Enceinte… et accro au cannabis

[31 octobre 2014 - 10h04] [mis à jour le 31 octobre 2014 à 10h13]

Fumé avec du tabac, le cannabis impacte le développement du fœtus. Un risque décuplé lors des 3 premiers mois de grossesse, période où les organes vitaux se mettent en place. « Certaines femmes ne parviennent pourtant pas à maîtriser leur consommation avant le second trimestre », prévient le Pr Nicolas Bonnet, pharmacien et directeur du Réseau des Etablissements de Santé pour la Prévention des Addictions (RESPADD). 

« En France, la consommation de joints au cours de la grossesse est un phénomène modérément répandu, mais pas si rare qu’on voudrait le croire », explique le Pr Bonnet. Les milieux précaires sont les plus touchés dans les zones urbaines. Mais certaines femmes – toutes classes sociales confondues – utilisent le cannabis… pour ses vertus myorelaxantes. Lesquelles calment les nausées et apaisent les contractions utérines au point de ne plus percevoir la douleur.

Conséquence, « outre l’accoutumance, le jour où les contractions se déclenchent, la femme est incapable de les sentir », prévient le Dr Bonnet. Elle peut alors difficilement anticiper l’arrivée de l’enfant. Or « une admission retardée à la maternité fait perdre un temps précieux en cas de complication ».

Sortir du tabac ?

D’autres femmes, tabaco-dépendantes, fument du cannabis pour combler le manque de nicotine, lorsqu’une fois enceintes elles décident d’arrêter la cigarette. « Les produits inhalés (nicotine) ont un effet plus long sur l’organisme, les prises sont donc plus espacées. En moyenne, 5 cigarettes non fumées sont ainsi remplacées par 1 joint ».

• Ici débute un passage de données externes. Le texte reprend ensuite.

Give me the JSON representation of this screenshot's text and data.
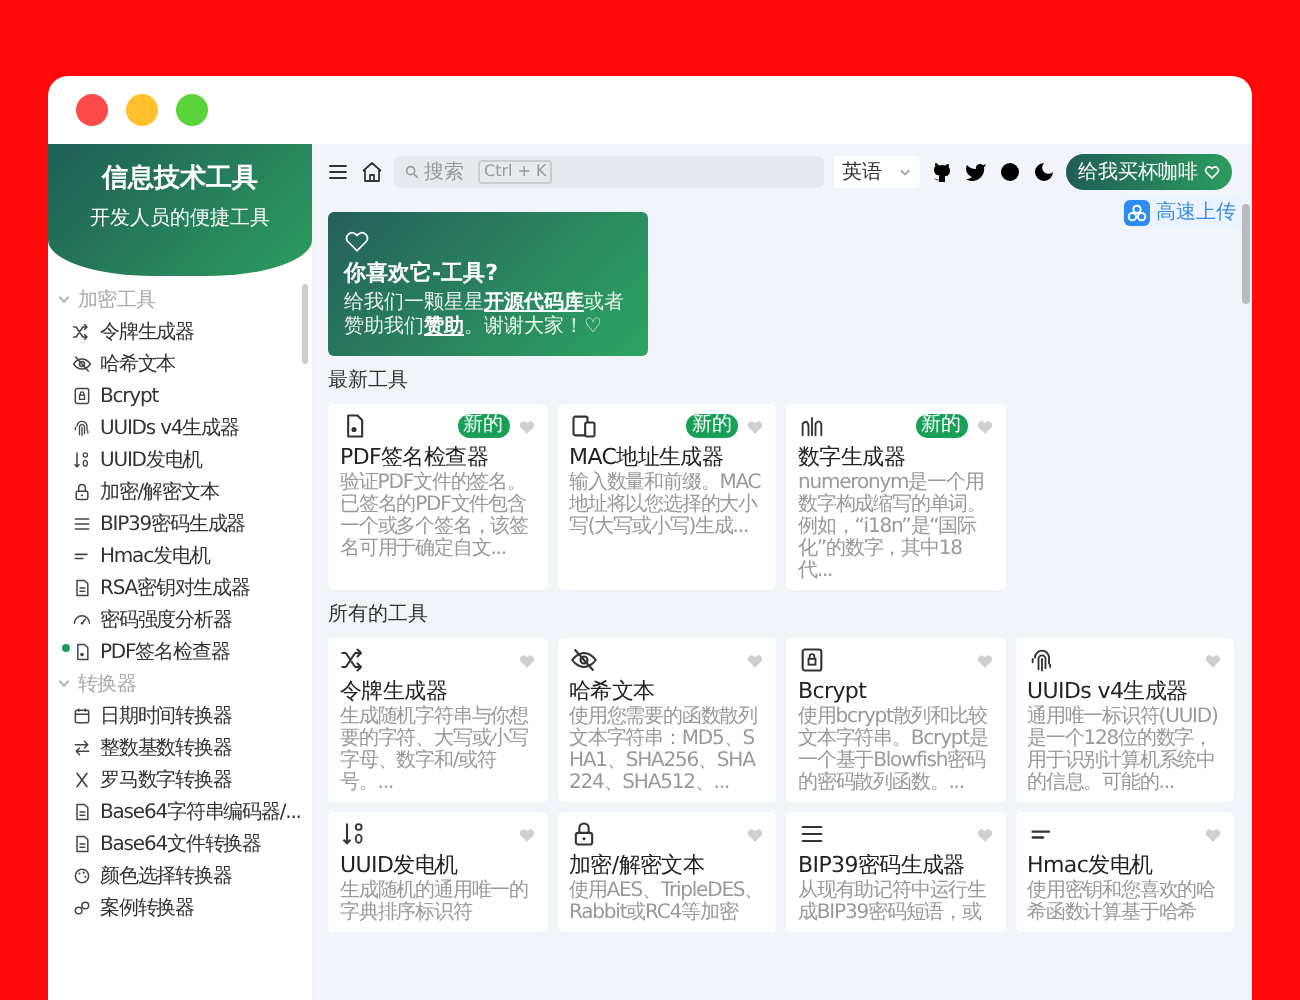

En fumant moins, la femme pense réduire les risques, alors que la toxicité du joint est décuplée. « Le mélange tabac-cannabis augmente les risques de faible poids à la naissance et du Syndrome de mort subite du nourrisson », précise le Pr Bonnet. Faute d’étude, les risques isolés du cannabis chez la femme enceinte ne sont en revanche pas connus. « Face à cette inconnue, trop peu de médecins généralistes ou de gynécologues-obstétriciens abordent le sujet ». Alors qu’elle doit être la plus précoce possible, la prise en charge survient souvent trop tard. D’autant que beaucoup de femmes, « confrontées à l’image dévalorisante de l’addiction, tardent à avouer leur consommation de cannabis », décrit le Pr Bonnet.

Quelle prise en charge ?

« Le refuge dans un produit psychotrope tel que le cannabis cache pourtant un malaise profond, parfois même une polyconsommation ».  Pour éviter que l’habitude de fumer ne perdure – alors que la future mère sait qu’elle s’apprête à donner la vie – la priorité est d’anticiper cette fragilité particulière (influence de l’entourage, histoire familiale, amoureuse…). Laquelle doit être repérée « par le gynécologue avant que la femme ne tombe enceinte, ou dès le début de la grossesse par l’équipe obstétricale » :

En cas de consommation avérée, la future maman est alors orientée vers une sage-femme ou un médecin addictologue. Lequel guidera la femme enceinte vers la réduction … progressive de sa consommation, « et non sur l’abstinence totale et immédiate ». L’objectif est de l’aider à se concentrer sur son enfant à naître, pour que le besoin de cannabis devienne secondaire.

  • Au cours de la grossesse, des consultations sont mises en place pendant « 2 ou 3 semaines, à raison de 2 rendez-vous hebdomadaires ».
  • Après l’accouchement, un séjour en unité Kangourou est proposé pour permettre à la mère de prendre ses repères avec l’enfant ;

Enfin, « après l’accouchement, les rechutes sont très fréquentes. Même si la consommation de cannabis a pu être freinée ou arrêtée, il faut accompagner les femmes – voire le couple – pendant trois ans après la naissance, pour retravailler sur l’abstinence, relative ou totale », conclut le P Bonnet.